Trust

Time to Trust

February 23rd, 2009  |  Published in Economy, Fundraising Strategies, Trust
by

womanweavingHappy Monday!

Are you living from news headline to news headline?

Waiting for someone to tell you when the economic crisis is over? Looking for the signal that you can stop worrying and trust again in the systems we have built to ensure our survival and prosperity?

Daily we are confronted with this (scary) not knowing.

We don’t know what will happen to the economy, we don’t know when things will get better and we don’t know if things will get worse. All of a sudden what we thought we could count on as a sure thing, a solid foundation – is shifting under our feet.

What do we do now? How do we live with the uncertainty of the unknown?

1) We can freeze. We can stay where we are, “hunker down” and hold on tight to whatever we have and wait until the crisis is over.

2) We can blame. We can direct our anger and frustration at everyone and everything that caused this situation.

3) We can worry. We don’t know what is going to happen but we can imagine all of the worst-case scenarios and try to prepare ourselves for them, just in case.

4) We can Trust. We already know that we have the capability to craft and build new systems. History reminds us of our common aptitude to repair, fix, heal, learn from mistakes, adapt, rebuild, improve on, discover, imagine, invent, innovate and create.

Our instinct is to panic. We like to know what is next. We want to be prepared for what might happen. But our propensity to envision (and focus all of our attention on) worst-case scenarios undermines what we are trying to accomplish.

Focused on the bad and the potential worst we become stuck in fear and stagnant in old patterns. We ignore our capacity to create positive futures.

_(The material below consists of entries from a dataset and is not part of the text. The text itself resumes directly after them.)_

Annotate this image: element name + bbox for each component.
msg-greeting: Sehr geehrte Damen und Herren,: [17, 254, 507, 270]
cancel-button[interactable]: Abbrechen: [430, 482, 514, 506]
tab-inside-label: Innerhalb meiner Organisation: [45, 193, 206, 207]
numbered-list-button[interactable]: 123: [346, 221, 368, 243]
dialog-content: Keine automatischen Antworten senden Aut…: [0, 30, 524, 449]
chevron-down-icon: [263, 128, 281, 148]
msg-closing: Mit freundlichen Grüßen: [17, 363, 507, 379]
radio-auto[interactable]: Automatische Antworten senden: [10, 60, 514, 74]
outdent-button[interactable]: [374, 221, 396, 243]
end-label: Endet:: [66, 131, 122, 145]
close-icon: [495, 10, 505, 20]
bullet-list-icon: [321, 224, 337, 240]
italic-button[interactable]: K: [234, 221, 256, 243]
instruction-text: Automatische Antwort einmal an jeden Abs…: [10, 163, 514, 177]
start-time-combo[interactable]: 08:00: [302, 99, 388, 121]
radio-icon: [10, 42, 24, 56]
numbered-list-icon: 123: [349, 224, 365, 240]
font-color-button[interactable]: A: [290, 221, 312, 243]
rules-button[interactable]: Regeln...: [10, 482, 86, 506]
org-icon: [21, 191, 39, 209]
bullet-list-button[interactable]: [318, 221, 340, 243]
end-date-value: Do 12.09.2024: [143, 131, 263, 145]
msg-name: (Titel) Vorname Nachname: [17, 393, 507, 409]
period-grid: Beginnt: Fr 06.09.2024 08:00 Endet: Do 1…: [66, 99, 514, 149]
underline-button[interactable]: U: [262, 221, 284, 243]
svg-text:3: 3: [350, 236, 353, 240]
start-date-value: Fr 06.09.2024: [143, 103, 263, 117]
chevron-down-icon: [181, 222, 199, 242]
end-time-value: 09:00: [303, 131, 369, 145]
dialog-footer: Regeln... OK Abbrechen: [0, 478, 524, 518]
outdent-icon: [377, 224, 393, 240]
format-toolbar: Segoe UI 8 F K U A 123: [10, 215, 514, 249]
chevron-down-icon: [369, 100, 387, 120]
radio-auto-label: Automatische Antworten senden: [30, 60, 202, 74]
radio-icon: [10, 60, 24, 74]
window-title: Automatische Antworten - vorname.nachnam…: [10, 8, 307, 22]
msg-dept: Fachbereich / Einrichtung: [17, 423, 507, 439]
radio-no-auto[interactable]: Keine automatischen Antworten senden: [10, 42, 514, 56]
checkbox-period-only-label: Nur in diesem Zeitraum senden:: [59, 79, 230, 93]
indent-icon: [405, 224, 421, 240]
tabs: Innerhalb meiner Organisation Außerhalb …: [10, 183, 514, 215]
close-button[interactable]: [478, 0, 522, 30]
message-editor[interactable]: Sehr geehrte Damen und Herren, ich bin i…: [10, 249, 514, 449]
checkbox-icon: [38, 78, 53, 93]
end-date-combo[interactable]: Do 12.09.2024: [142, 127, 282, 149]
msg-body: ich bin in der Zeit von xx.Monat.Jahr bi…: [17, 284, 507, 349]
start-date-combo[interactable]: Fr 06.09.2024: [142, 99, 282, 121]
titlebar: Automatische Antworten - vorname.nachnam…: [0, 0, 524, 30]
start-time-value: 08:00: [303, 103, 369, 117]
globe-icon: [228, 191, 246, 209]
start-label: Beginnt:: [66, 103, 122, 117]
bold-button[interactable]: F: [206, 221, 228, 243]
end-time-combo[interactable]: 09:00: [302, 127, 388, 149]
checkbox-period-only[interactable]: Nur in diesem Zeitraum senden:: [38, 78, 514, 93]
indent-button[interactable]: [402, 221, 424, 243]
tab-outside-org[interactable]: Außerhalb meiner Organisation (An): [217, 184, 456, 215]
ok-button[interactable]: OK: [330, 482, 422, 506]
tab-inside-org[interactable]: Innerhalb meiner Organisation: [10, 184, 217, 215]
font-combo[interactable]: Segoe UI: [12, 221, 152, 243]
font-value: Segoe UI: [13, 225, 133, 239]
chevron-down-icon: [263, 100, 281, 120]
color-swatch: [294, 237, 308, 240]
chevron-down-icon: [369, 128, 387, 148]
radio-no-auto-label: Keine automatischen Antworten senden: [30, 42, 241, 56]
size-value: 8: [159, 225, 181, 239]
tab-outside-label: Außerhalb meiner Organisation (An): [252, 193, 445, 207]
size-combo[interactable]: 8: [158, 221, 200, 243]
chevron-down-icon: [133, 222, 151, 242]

We obsess over the thought that we might lose everything, missing the fact that our greatest loss happens the moment we abandon our ability to see and appreciate the wealth and abundance of what we do have.

Trust is our best option. We will always have the unknown. Every day we wake up, whether we have money in the bank or not, the element of unknown is there. We can’t control the weather, other people, financial markets, the passage of time or life itself.

But how do we trust when we don’t know what is going to happen? What do we hold on to when what we thought was certain has dissolved?

In situations like this I am reminded of the white-faced monkeys in Costa Rica. Early one morning I was sitting by the Montezuma River when a group of fifteen or so monkeys (including a mother with her baby on her back) appeared in the trees above me and began to cross the span of the river.

To get to the other side, the monkeys had to let go of one tree branch and leap towards another branch across the river, trusting, with each leap, that the branch they were reaching for would hold the weight of their body.

Jumping from tree branch to tree branch, there was a moment when each monkey was holding on to nothing.

I held my breath watching them. How could they do that?  Trust so completely, let go and leap?

If the white faced monkeys thought about everything that could go wrong, if they sat on the branch, looking across the river, calculating the distance and weighing their options, would they still jump?

The monkeys trusted themselves, each other, what they knew, the tree branches, their previous experience, and chance. They risked letting go to reach the other side.

Can we do that too? Trust, let go and hold on to nothing?

We can freeze, blame or worry. We can cling to our branch even as it breaks beneath our weight.

Or, we can let go, reach out and leap into the unknown.

Trust.

There will be a branch there. It won’t be the same as the one we let go of. That’s called change. Our old strategies might not work anymore. That’s ok. We can and will create new ones. Trust. We have met the unknown every single day of our lives thus far and survived. Trust.

With all of our senses wide open to the wealth and abundance within us and around us, there is nothing to lose.

Trust.

p.s. Thanks to Esther and Em for reminding me recently of the white faced monkey example of trust.